Penetration of operation and maintenance platform & pptv security architecture sharing is another key penetration topic: security engineers from pptv explain to Hongyang how to penetrate multiple large-scale websites through operation and maintenance platforms such as ZABBIX and remote management card. It is worth mentioning that the topics are all real cases; in addition, Xiang Hongyang also briefly introduces the security architecture of pptv.

Shen Xingxing, security engineer of Netease, analyzes the repackaging technology of Android, from APK file structure to file conversion, including the tools and application scenarios of repackaging technology used in actual combat.

Cloud computing security and security device virtualization comes from Alibaba's Yunshu, who has elaborated a new idea about cloud computing security, hoping to bring some new changes to security vendors.

The practice and discussion of safety operation and maintenance of large enterprises is discussed from the CNHAWK of Alipay, and the safety operation and maintenance of large enterprises are discussed.

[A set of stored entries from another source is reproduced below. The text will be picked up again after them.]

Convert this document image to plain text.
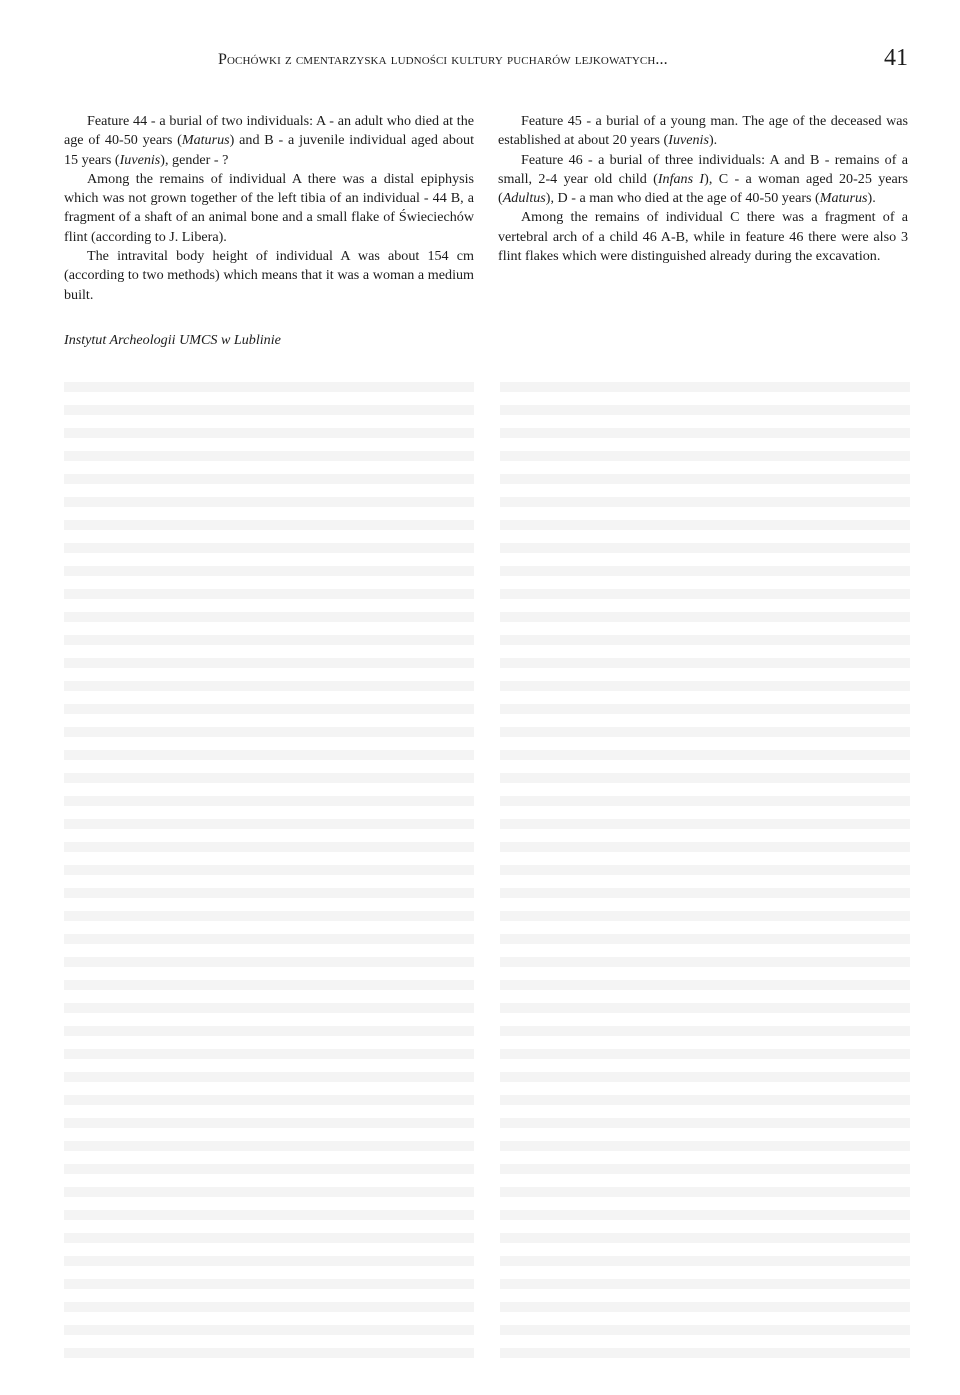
Pochówki z cmentarzyska ludności kultury pucharów lejkowatych...	41

Feature 44 - a burial of two individuals: A - an adult who died at the age of 40-50 years (Maturus) and B - a juvenile individual aged about 15 years (Iuvenis), gender - ?

Among the remains of individual A there was a distal epiphysis which was not grown together of the left tibia of an individual - 44 B, a fragment of a shaft of an animal bone and a small flake of Świeciechów flint (according to J. Libera).

The intravital body height of individual A was about 154 cm (according to two methods) which means that it was a woman a medium built.

Feature 45 - a burial of a young man. The age of the deceased was established at about 20 years (Iuvenis).

Feature 46 - a burial of three individuals: A and B - remains of a small, 2-4 year old child (Infans I), C - a woman aged 20-25 years (Adultus), D - a man who died at the age of 40-50 years (Maturus).

Among the remains of individual C there was a fragment of a vertebral arch of a child 46 A-B, while in feature 46 there were also 3 flint flakes which were distinguished already during the excavation.

Instytut Archeologii UMCS w Lublinie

From the perspective of architecture, how to improve the safety of Party A is discussed.

Fu Kui, the Chinese version of the WebGate Manual of OWASP open source project, shares the Chinese version of the WebGate Manual of OWASP well-known open source project.

The "sheep wall" designed by the organizer of highlight is very interesting. Many account passwords are on the wall You need to pay attention to the hacker conference, not WiFi

The issue of Yunshu attracted the interest of manufacturers and some Party A, and was surrounded during the intermission

It is worth mentioning that the security enthusiasts from Zhejiang University and other universities also put forward valuable discussions on the topic on the spot, hoping that this new force of academic school can bring fresh and vitality to China's security technology.